Was kostet grüne Politik?
Da hatte "RTL Direkt" knapp und kurz die "Nachrichten des Tages" abgeräumt, um sich dann ausführlich dem Studiogast und der Frage, was grüne Politik Bürgerinnen und Bürger kosten wird, zu widmen. Dafür war eine Reporterin zu einer fünfköpfigen Familie nach Niedersachsen aufgebrochen. Man ging einkaufen und shoppen, der Einkauf im Bioladen kostete die Familie 85 Euro mehr als beim konventionellen Discounter. Diese Art von Beweisführung, dass ein grüner Lebensstil die Menschen sehr teuer kommen wird, konnte die gewiefte Baerbock nicht schocken, wieder konnte sie ihr Narrativ vom sozial ausgewogenen Grünen-Programm unters Fernsehvolk bringen, als eine Kandidatin und ein Kandidat im Format "Direkt gefragt" zu Wort kamen, jubelte Baerbock über die "sehr gute Frage". Kurzum, Annalena Baerbock hatte, mehr begleitet als herausgefordert von Jan Hofer, einen schönen Fernsehabend. Hofer wollte offenbar nicht auffallen, jedenfalls nicht negativ, zu einer Moderatorenpersönlichkeit hat er noch einen weiten Weg zu gehen.

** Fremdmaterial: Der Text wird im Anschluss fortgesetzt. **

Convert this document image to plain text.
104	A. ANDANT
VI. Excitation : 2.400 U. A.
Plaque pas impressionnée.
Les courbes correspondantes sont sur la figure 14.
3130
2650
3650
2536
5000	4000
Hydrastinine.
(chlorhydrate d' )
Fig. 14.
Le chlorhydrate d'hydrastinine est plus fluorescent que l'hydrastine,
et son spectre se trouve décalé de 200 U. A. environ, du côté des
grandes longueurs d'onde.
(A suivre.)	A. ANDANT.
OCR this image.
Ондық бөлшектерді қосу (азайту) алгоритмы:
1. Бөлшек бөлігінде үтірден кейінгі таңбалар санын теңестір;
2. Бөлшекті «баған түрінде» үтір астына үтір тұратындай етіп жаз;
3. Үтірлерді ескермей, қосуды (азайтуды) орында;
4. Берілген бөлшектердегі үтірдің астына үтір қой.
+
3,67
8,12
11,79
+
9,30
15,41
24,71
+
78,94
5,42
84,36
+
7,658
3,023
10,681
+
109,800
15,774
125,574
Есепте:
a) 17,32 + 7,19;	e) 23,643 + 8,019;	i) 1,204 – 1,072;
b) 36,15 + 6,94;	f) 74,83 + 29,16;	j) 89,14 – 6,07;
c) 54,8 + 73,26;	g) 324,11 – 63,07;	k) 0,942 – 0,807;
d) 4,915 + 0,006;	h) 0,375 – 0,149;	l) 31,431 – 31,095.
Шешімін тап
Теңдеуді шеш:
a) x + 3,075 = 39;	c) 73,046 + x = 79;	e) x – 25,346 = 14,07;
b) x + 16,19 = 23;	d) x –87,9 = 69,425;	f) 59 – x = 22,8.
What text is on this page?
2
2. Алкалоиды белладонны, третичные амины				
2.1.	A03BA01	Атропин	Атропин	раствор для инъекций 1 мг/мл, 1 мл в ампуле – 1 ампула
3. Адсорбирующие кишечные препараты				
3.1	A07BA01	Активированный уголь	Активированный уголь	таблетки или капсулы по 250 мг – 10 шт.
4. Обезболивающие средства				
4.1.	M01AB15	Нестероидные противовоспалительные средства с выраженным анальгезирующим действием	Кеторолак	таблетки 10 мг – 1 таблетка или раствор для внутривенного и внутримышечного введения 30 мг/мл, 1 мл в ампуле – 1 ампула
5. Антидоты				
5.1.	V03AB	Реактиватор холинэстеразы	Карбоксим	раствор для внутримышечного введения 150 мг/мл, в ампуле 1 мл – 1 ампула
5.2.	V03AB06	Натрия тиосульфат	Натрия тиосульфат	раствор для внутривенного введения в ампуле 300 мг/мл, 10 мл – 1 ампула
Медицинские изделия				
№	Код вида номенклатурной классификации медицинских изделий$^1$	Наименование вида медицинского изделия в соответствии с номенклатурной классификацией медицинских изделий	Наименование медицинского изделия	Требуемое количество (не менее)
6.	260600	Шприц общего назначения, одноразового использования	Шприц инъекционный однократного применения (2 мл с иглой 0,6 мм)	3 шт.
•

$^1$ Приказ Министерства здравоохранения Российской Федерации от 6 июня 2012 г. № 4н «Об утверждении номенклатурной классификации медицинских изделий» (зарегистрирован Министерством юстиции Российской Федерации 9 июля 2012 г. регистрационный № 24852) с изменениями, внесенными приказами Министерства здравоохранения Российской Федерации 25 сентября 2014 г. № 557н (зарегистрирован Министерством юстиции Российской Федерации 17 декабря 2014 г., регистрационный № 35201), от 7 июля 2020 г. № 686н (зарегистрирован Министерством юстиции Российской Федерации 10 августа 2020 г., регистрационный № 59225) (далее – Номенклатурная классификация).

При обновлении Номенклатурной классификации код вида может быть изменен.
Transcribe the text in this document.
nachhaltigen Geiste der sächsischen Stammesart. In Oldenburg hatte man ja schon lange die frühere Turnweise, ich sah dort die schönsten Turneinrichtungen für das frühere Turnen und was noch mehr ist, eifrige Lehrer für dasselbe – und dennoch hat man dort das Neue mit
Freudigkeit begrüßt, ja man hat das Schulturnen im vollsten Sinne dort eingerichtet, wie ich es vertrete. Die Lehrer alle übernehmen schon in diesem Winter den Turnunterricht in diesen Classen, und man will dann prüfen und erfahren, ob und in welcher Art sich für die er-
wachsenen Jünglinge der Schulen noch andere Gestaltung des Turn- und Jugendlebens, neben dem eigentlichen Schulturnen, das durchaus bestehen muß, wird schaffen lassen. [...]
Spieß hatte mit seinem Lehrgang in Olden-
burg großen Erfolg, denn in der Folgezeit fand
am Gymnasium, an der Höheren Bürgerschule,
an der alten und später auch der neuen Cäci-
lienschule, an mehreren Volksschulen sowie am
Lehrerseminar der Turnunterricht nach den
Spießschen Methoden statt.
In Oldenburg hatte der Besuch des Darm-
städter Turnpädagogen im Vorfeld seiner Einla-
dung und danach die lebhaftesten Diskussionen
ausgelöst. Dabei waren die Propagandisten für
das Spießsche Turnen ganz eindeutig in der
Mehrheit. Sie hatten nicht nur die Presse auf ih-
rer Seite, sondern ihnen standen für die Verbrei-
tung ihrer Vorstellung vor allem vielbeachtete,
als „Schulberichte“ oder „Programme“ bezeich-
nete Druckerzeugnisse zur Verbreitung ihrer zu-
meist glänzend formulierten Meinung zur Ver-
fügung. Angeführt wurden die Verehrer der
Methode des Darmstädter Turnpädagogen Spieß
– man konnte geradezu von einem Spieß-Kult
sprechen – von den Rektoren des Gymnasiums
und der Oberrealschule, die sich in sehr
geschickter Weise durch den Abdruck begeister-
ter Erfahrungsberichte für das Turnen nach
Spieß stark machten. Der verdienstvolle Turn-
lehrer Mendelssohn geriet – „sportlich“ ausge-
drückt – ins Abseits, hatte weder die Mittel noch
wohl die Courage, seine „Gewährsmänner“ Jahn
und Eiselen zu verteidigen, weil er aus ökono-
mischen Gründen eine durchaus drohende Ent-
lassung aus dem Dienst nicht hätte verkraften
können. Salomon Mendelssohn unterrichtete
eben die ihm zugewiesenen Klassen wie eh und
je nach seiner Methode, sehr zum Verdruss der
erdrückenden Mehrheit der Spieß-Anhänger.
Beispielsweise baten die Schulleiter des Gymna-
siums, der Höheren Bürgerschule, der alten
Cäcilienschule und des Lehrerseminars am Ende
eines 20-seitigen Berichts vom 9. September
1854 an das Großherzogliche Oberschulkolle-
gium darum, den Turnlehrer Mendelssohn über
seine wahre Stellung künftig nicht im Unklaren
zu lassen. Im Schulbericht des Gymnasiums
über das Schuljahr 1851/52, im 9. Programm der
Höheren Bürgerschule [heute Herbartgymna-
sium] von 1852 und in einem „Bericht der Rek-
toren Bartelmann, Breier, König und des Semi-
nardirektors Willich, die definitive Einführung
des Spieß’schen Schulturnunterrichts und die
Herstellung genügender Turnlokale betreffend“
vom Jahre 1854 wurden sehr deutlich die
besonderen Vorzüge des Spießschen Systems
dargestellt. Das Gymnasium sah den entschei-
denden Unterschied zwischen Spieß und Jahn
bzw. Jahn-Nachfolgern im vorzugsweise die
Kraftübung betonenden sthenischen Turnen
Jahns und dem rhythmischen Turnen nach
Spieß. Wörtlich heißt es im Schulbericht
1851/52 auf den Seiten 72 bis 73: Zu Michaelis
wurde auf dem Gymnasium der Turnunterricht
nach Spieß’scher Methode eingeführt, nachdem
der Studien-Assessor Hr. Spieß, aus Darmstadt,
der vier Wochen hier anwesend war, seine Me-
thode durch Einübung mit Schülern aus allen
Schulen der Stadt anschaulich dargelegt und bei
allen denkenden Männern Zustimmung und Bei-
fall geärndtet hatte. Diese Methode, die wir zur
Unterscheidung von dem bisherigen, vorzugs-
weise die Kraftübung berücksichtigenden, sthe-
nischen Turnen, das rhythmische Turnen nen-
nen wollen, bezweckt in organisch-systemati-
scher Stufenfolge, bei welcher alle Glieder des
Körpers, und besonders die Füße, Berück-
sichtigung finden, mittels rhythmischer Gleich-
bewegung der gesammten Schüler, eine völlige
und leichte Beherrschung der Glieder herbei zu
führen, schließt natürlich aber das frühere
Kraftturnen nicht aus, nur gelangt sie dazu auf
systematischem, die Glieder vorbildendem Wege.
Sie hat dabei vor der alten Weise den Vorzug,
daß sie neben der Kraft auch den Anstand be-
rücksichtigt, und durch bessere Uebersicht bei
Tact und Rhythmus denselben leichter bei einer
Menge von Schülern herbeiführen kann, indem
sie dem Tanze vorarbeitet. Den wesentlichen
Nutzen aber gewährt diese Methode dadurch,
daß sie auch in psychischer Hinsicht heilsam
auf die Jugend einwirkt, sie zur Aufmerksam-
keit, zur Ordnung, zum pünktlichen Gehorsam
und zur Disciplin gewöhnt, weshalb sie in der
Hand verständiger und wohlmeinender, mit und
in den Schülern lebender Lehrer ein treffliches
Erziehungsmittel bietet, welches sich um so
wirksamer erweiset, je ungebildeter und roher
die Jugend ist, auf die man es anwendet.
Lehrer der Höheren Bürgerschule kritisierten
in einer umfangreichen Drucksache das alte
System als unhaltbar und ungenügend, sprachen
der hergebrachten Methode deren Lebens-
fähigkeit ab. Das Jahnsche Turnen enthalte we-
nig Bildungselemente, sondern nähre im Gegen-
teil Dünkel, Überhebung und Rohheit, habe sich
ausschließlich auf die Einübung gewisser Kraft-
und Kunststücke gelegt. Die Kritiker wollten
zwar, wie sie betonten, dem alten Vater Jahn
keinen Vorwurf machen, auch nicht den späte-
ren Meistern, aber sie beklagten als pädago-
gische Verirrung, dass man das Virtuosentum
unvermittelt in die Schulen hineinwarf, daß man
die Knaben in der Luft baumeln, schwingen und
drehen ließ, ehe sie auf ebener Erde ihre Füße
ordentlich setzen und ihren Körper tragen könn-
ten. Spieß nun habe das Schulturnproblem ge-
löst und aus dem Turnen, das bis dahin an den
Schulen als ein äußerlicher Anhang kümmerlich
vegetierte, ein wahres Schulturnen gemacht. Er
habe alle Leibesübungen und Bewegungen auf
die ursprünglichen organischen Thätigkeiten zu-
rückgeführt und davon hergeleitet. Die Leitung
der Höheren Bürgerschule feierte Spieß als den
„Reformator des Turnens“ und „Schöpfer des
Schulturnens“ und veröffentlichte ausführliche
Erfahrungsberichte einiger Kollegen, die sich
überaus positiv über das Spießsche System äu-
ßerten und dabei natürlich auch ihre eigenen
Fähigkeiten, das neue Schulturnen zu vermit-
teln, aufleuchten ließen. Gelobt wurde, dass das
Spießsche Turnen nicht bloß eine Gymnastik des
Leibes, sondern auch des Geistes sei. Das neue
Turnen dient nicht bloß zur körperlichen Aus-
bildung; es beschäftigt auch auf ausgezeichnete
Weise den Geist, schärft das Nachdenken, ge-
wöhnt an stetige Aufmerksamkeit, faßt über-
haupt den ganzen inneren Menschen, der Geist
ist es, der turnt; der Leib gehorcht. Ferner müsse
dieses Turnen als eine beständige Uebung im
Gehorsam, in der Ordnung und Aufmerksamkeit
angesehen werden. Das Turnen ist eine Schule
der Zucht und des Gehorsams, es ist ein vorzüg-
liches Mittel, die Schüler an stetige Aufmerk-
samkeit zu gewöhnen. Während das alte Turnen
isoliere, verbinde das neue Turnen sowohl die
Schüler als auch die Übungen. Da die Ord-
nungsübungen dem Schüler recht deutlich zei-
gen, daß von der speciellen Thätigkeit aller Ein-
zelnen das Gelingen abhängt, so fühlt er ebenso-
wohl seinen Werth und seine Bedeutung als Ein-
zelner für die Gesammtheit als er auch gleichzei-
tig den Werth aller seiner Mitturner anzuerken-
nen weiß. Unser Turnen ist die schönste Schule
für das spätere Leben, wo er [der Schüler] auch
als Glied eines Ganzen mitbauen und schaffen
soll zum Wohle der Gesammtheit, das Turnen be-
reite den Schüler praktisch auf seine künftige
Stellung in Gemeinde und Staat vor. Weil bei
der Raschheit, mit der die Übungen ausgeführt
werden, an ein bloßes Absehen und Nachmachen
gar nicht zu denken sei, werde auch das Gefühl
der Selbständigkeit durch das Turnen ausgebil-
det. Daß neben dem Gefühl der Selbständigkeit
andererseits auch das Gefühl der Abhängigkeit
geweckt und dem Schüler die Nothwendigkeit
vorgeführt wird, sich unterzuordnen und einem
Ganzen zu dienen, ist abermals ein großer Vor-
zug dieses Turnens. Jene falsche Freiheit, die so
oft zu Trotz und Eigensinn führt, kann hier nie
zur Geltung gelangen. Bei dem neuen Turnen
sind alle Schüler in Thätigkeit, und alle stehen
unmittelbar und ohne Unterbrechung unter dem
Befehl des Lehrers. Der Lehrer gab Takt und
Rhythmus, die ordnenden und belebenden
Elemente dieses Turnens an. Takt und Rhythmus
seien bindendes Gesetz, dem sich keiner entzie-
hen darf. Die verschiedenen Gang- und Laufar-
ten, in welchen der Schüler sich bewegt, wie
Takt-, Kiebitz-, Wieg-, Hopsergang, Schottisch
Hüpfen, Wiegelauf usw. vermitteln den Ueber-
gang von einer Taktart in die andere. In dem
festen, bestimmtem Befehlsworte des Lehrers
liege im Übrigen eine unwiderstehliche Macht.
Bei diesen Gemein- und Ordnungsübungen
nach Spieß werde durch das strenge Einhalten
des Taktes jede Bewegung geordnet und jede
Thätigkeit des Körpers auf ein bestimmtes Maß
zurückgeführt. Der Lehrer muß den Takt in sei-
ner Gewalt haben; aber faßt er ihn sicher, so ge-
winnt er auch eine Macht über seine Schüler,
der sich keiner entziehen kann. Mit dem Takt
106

Der Zuschauer konnte nur konsterniert reagieren. Er sah die falsche Infosendung am falschen Abend in einem sehr geräumigen Studio. Die RTL-Verantwortlichen, die - siehe "RTL Aktuell" und "Nachtjournal" - sonst sehr wissen, was Nachrichten sind und sein müssen, haben die Premiere sauber vergeigt. Und wenn sie schon die 20 Minuten mit einem versöhnlichen Schlussakkord beschließen wollen, dann bitte mit einer positiven Nachricht und nicht mit dem derzeit überstrapazierten Comedian Abdelkarim.
Eine einzige Enttäuschung
"RTL Direkt" hat begonnen, in Ansätzen wurde erkennbar, dass hier ein Bürger- statt eines ausdrücklichen Informationsfernehens angestrebt wird. Das könnte schon klappen, gerade als Absetzbewegung zu "heute-journal" und "Tagesthemen". Aber auch dafür braucht es weniger Parlando und mehr Klarsprech, weniger Ranschmeiße ans potenzielle Publikum und mehr Herausforderung, wenn es um die Themen und das Thema des Tages geht. Die Premiere von "RTL Direkt" war keine Pleite, sie war eine Enttäuschung. Der Anspruch, eine Nachrichtensendung zu sein wie keine andere, wurde ins Absurde verkehrt. Entsprechend schmal die Zuschauerzahl: 1,87 Millionen Zuschauerinnen und Zuschauer.